Generally speaking, a solar cell with such a small area as you mentioned cannot drive a motor, because the power of the motor is very large and the required current is also large. First of all, you need to know the output power that the solar cell can have, and then analyze whether it can drive the motor. The circuit is as follows: First use the voltage range of a multimeter to measure the voltage value at the positive and negative terminals of the solar cell? Then use an ammeter in series with an adjustable resistor to measure the current value the battery can produce. Once you know the output voltage and current, you can roughly estimate how much power the solar cell can generate and how much power the battery can drive the motor.
In search of the principle of the Mendocino engine
The advantages of theClean, pollution-free and low-cost solar energy are obvious. As long as the surface area of the solar panel is large enough to power a 3000 watt motor, there will be no problem. The problem is that its power output is unstable. Therefore, changes in the power supplied to the motor will affect the power output of the motor. The engine sometimes speeds up and sometimes slows down. For reference only. THANKS.

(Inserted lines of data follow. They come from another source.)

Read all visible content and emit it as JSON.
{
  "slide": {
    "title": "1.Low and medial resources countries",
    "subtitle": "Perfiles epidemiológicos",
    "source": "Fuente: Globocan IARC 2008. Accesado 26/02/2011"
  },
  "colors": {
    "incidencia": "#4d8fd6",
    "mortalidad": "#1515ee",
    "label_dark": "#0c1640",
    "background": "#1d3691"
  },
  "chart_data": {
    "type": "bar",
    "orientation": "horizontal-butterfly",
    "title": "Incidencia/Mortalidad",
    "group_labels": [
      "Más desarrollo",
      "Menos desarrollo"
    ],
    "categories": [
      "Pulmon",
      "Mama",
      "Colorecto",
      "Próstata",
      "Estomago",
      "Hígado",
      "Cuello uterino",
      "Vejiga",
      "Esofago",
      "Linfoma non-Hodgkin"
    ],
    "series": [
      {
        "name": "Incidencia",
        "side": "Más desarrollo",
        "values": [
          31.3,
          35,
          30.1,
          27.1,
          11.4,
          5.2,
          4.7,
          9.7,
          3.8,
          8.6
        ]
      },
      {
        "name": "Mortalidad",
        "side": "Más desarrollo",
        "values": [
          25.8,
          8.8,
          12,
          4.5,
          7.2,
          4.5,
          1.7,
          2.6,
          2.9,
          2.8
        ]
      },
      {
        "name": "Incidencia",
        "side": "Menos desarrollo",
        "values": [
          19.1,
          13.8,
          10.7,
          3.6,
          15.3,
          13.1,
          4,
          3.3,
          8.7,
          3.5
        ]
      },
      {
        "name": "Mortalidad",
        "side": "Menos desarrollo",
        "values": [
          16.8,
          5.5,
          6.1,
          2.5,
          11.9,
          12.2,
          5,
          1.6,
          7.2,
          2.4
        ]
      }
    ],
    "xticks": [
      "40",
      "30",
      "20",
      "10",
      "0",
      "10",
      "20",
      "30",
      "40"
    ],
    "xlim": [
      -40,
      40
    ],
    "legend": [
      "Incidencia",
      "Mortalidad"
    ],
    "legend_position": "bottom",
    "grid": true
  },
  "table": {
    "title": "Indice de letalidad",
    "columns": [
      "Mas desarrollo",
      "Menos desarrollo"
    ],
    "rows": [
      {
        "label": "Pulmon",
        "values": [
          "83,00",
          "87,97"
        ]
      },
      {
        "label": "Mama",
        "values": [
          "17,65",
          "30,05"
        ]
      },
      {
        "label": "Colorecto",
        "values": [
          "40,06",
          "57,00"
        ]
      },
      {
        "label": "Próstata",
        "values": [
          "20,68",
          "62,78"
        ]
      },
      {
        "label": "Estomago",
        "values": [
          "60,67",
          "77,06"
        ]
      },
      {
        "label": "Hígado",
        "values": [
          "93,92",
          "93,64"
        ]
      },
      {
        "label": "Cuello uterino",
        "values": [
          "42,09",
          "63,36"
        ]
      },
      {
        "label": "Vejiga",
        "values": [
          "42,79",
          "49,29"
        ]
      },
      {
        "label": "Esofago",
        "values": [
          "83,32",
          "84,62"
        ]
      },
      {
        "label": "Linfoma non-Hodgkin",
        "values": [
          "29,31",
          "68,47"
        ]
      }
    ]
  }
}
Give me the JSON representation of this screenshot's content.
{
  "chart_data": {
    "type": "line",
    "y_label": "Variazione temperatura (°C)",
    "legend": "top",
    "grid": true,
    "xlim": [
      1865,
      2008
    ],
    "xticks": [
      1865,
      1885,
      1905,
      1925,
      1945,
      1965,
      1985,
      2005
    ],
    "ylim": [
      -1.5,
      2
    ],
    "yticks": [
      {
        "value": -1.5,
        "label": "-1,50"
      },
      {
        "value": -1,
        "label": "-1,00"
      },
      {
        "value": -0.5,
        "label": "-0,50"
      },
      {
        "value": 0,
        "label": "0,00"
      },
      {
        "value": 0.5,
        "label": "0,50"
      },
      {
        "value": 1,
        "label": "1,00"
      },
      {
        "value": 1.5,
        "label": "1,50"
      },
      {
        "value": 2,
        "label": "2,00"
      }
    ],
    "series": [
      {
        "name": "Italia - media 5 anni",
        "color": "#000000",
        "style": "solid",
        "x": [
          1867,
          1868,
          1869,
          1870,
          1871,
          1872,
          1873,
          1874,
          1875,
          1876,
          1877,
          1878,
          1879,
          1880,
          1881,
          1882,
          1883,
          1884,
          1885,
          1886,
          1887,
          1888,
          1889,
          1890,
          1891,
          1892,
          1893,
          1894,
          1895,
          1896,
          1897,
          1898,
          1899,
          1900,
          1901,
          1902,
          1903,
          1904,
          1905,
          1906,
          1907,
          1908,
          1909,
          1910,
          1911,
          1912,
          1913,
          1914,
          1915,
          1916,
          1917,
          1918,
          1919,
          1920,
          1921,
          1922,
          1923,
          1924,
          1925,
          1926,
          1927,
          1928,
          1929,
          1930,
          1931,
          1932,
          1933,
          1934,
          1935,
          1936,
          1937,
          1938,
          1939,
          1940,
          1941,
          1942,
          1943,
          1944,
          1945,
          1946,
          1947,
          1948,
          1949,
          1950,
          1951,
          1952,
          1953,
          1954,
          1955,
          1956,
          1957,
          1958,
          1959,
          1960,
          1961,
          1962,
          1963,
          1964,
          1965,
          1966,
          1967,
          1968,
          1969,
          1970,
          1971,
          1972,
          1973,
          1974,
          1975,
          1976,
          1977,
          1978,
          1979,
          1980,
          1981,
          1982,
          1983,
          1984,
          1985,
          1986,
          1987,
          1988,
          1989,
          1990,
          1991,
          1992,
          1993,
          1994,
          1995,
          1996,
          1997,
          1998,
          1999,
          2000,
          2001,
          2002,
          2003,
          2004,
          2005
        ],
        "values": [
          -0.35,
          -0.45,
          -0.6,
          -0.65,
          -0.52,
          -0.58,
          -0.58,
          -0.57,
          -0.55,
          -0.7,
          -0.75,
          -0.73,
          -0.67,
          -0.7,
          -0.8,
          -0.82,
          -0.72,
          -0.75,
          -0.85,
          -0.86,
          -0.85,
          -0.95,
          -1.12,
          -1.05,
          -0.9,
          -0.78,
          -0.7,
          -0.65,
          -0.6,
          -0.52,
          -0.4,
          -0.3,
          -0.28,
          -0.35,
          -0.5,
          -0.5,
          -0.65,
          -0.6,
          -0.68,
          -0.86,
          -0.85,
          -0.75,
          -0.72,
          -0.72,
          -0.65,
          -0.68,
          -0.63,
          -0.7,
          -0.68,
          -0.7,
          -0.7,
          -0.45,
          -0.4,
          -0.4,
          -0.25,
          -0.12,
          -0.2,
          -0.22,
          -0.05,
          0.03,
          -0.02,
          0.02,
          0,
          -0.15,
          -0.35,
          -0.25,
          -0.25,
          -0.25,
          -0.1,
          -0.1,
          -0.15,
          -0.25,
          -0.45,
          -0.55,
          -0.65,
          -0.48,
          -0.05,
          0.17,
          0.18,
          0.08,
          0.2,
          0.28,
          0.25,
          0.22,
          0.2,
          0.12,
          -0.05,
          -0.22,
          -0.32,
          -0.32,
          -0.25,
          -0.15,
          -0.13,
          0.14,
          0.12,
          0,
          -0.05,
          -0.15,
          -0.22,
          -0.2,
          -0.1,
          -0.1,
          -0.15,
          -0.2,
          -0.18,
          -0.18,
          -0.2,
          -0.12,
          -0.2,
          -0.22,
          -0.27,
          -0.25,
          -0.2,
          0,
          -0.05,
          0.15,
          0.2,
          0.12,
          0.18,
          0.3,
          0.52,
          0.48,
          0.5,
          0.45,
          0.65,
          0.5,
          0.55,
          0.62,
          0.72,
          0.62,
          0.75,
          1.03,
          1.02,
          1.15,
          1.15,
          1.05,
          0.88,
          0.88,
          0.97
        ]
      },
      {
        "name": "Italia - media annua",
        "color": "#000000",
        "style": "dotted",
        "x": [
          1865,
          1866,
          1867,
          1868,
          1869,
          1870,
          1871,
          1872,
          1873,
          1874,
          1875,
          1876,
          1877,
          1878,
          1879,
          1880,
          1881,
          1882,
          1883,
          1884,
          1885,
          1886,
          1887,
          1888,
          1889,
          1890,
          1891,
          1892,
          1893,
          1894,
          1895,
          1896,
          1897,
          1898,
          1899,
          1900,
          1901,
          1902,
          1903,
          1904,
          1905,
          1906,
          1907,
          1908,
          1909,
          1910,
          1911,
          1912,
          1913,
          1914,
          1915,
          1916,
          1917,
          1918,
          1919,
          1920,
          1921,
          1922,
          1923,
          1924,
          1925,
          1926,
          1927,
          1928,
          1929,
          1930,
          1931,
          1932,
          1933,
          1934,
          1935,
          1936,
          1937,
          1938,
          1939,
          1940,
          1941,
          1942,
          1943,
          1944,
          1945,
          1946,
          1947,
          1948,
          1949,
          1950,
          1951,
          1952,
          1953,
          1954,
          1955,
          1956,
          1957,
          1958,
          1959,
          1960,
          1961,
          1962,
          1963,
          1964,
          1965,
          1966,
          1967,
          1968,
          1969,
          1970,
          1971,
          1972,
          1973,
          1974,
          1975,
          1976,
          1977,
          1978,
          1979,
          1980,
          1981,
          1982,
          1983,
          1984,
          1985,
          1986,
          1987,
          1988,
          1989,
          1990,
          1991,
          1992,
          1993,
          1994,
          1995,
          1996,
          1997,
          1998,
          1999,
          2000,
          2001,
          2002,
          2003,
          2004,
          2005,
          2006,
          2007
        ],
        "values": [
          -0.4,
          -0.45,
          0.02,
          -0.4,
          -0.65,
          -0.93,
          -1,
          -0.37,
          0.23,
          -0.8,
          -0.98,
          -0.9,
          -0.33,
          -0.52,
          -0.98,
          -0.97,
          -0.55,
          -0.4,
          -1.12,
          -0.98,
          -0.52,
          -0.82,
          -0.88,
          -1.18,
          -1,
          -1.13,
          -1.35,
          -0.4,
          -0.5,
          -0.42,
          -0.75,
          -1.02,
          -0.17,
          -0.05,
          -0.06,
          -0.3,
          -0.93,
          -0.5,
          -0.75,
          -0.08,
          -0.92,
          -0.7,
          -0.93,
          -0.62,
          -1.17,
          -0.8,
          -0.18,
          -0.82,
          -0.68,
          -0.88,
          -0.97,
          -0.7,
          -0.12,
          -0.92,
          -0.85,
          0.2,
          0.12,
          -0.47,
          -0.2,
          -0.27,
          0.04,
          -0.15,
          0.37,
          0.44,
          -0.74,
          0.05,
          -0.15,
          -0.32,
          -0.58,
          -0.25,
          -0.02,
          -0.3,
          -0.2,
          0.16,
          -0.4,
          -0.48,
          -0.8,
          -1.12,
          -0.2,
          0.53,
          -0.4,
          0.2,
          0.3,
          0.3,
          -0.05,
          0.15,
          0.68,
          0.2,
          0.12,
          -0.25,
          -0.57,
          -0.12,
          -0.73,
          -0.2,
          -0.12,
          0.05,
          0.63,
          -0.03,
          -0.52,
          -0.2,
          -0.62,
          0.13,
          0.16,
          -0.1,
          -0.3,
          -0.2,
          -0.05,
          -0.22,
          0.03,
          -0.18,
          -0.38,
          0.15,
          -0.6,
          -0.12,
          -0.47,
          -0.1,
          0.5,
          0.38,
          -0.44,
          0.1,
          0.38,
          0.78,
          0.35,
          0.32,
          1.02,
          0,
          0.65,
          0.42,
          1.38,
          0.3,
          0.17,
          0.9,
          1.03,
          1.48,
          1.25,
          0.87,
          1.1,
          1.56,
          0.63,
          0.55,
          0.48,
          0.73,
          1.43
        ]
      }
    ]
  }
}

First, we need to understand from the structure of the Mendocino rotor that it will continue to rotate even without magnetic levitation. Domencino is a solar panel that generates a magnetic field for the coil when exposed to light. After turning a certain angle, the power weakens and the magnetism disappears, and the solar panel on the other side continues to generate electricity to generate a magnetic field. It will continue to rotate due to inertia. The four-part Domencino consists ofe two opposing solar cells connected in series to power a set of coils. After a 90 degree rotation, the power is turned off and the solar cell on the other side provides kinetic energy to continue cutting the magnetic field lines. Suppose A1A2 is the opposite surface and B1B2 is the opposite surface. A1 lighting causes the coil to generate a magnetic field and rotate 90 degrees. Light shift (power fade) is caused by lighting B1 and rotating it continuously 90 degrees. And so on. Light in the opposite direction will rotate in the opposite direction, because the lighting sequence changes. I wonder if everyone can understand? If it does not turn, the direction of the spool may be wrong. Simply reverse the polarity of one of the coils to change the direction of the magnetic field.